Having scripted shutting down the server and NAS, the final piece in the puzzle is to automatically shut them down when the power fails. NUT has quite a few different configuration options, including running a script on certain events. This can, however, cause an issue in the event of a brown-out or very short lived interruption and NUT bundles a tool, upssched, which will smooth these out and can be configured to trigger a handler only after a certain period without power. Doing this is described in section 7.2 “The advanced approach, using upssched” of the NUT user manual.

The first step I did was to configure NUT to run upssched when an event occurs.
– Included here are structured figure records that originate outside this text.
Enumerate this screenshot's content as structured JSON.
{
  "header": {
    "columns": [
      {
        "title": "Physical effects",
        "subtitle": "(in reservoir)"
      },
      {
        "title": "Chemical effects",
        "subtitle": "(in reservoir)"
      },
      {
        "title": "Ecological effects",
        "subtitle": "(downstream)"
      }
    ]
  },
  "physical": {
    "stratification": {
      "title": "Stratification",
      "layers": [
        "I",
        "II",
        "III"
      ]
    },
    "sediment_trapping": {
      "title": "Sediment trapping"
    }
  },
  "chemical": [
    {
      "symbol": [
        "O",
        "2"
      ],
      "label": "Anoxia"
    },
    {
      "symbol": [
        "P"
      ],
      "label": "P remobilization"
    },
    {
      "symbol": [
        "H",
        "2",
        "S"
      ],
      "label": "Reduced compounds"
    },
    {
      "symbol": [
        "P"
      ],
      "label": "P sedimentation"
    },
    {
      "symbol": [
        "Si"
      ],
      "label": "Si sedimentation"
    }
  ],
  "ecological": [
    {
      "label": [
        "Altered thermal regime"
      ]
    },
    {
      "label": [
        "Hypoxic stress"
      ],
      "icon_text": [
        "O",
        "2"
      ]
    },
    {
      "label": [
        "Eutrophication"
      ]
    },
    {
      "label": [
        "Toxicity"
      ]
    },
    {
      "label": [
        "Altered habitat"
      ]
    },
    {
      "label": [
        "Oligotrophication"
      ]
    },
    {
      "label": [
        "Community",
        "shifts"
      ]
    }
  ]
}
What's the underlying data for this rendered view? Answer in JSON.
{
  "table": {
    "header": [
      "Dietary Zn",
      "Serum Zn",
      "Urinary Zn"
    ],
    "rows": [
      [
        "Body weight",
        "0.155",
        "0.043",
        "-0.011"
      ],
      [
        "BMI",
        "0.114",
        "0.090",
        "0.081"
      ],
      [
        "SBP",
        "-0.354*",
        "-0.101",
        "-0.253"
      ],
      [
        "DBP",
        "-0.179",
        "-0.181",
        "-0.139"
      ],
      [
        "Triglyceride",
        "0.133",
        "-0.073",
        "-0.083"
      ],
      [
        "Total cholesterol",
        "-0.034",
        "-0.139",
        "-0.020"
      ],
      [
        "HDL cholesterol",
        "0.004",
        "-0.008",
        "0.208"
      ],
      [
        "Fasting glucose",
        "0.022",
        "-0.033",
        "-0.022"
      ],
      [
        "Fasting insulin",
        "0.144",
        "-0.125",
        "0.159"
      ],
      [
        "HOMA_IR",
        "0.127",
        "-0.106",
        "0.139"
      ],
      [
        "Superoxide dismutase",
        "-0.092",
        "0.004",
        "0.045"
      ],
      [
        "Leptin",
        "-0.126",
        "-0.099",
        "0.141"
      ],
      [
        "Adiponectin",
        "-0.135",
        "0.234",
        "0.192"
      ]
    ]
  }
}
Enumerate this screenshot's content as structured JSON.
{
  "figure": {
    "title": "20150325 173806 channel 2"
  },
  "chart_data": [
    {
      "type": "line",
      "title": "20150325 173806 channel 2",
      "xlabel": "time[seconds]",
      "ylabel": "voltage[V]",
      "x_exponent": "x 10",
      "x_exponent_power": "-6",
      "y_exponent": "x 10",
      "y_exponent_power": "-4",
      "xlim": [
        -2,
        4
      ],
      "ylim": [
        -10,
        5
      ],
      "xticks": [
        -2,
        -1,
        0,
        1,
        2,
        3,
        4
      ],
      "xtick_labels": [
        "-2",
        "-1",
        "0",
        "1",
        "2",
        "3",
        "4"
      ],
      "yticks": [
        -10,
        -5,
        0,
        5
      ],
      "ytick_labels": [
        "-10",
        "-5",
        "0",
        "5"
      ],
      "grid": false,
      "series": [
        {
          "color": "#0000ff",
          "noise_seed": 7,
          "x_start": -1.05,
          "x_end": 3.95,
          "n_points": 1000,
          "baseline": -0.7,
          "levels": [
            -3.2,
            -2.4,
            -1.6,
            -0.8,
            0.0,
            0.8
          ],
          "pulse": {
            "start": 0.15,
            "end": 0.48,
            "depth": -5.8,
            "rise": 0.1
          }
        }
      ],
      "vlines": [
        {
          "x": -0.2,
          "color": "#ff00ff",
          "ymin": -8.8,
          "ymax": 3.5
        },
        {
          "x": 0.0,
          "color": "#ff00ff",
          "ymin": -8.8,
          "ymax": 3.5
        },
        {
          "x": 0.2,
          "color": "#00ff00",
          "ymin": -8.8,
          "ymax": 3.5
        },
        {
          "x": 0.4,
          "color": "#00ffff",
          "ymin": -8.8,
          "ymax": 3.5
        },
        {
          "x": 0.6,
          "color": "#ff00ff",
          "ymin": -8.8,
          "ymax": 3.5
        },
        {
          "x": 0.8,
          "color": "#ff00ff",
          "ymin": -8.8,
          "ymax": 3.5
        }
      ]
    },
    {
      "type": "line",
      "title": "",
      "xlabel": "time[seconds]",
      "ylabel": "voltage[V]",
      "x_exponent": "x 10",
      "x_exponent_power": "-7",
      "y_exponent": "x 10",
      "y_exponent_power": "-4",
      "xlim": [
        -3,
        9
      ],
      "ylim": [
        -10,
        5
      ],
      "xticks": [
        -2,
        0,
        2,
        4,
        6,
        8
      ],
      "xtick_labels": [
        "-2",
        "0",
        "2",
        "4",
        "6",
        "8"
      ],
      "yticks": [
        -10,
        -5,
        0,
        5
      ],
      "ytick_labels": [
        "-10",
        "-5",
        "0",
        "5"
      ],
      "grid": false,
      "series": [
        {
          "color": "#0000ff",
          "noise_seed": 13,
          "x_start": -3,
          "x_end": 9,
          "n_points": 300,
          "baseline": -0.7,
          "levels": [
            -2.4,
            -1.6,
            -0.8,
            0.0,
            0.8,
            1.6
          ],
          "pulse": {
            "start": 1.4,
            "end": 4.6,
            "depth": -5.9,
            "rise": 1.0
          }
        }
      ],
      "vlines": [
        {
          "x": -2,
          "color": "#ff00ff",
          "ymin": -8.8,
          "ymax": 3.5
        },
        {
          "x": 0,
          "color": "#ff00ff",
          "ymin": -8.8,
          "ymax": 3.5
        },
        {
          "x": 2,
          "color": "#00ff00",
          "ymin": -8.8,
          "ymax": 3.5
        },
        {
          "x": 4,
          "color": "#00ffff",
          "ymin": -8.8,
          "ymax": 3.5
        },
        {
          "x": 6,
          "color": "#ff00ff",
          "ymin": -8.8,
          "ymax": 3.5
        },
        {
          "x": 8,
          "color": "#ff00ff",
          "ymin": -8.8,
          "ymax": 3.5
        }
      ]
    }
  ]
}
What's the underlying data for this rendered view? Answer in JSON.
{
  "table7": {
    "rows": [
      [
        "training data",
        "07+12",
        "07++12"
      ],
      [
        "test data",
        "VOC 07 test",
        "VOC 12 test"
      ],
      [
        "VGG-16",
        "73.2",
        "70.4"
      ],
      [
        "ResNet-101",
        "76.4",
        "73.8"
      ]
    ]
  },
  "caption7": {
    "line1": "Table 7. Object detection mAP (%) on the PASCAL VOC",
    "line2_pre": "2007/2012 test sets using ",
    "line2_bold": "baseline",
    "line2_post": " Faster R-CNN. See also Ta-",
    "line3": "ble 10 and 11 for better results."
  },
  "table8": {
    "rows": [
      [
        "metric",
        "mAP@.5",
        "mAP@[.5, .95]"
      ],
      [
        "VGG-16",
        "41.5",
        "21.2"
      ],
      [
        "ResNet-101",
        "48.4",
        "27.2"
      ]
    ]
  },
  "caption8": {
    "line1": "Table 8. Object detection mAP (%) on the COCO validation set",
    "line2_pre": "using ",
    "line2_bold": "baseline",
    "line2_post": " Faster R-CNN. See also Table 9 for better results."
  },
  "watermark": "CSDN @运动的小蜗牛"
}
This is done by setting NOTIFYCMD to be the upssched program and setting the EXEC flag on each event in /etc/upsmon.conf on the master (although I presume it would work anywhere, the master is guaranteed to remain up longest - or the clients would not be able to continue monitoring it):

NOTIFYCMD /sbin/upssched
NOTIFYFLAG ONLINE SYSLOG+EXEC
NOTIFYFLAG ONBATT SYSLOG+WALL+EXEC
NOTIFYFLAG LOWBATT SYSLOG+WALL+EXEC
NOTIFYFLAG COMMOK SYSLOG+EXEC
NOTIFYFLAG COMMBAD SYSLOG+WALL+EXEC
NOTIFYFLAG REPLBATT SYSLOG+WALL+EXEC
NOTIFYFLAG NOCOMM SYSLOG+WALL+EXEC

Next I configured upssched, firstly creating a handler script (/usr/local/sbin/nut-upssched-handler) which will shutdown my servers:

#!/bin/bash

case $1 in

  onbatt)
    logger -t nut-upssched-handler "The UPS has been gone for awhile - shutting down servers and NAS devices"
    # Do the shutdown...

    # Shutdown servers
    /usr/local/sbin/nut-shutdown-hp-microserver my-servers-ilo.home.domain.tld
    # Check shutdown succeeded before shutting down NAS
    if [[ $? -ne 0 ]]
    then
      logger -p user.err -t nut-upssched-handler "Shutdown of servers failed, not proceeding to shutdown NAS"
      exit 1
    fi

    # Shutdown NAS
    /usr/local/sbin/nut-shutdown-readynas ready_nas_hostname.home.domain.tld
    ;;

  notify-*)
    event=$( echo $1 | sed 's/^notify-//; s/-/ /g' )
    logger -t nut-upssched-handler "Notification for event $event triggered."
    echo "UPS notification - event $event has been triggered." | mail -s "UPS $event" root@localhost
    ;;

  *)
    logger -t nut-upssched-handler "Unrecognized command: $1"
    ;;

esac

Then I created a secure directory for the lock and pipe files - note the comments in the manual and upssched.conf man pages regarding the need to secure these:

mkdir -p /var/run/nut/upssched
chown -R nut:nut /var/run/nut
chmod 750 /var/run/nut/upssched

And finally created the configuration file for upssched:

CMDSCRIPT /usr/local/sbin/nut-upssched-handler

# This sets the file name of the FIFO that will pass communications between
# processes to start and stop timers.  This should be set to some path where
# normal users can't create the file, due to the possibility of symlinking
# and other evil.
PIPEFN /var/run/nut/upssched/upssched.pipe
LOCKFN /var/run/nut/upssched/upssched.lock

# Trigger early shutdowns after being on battery for 15s
AT ONBATT * START-TIMER onbatt 15
AT ONLINE * CANCEL-TIMER onbatt

# Notifications
AT ONLINE * EXECUTE notify-online
AT ONBATT * EXECUTE notify-on-battery
AT LOWBATT * EXECUTE notify-low-battery
AT COMMOK * EXECUTE notify-communication-restored
AT COMMBAD * EXECUTE notify-communication-lost
AT REPLBATT * EXECUTE notify-replace-battery
AT NOCOMM * EXECUTE notify-unavailable

Testing

The final step is to test this - I tested the server and NAS shutdown scripts as I wrote them, so the only test remaining was the power-failure test. This I did by simply turning off the UPS plug at the wall - monitoring the system and mail log to ensure the notifications were logged and sent and then, after 15s, watching the server and NAS shutdown in sequence before I turned the power back on.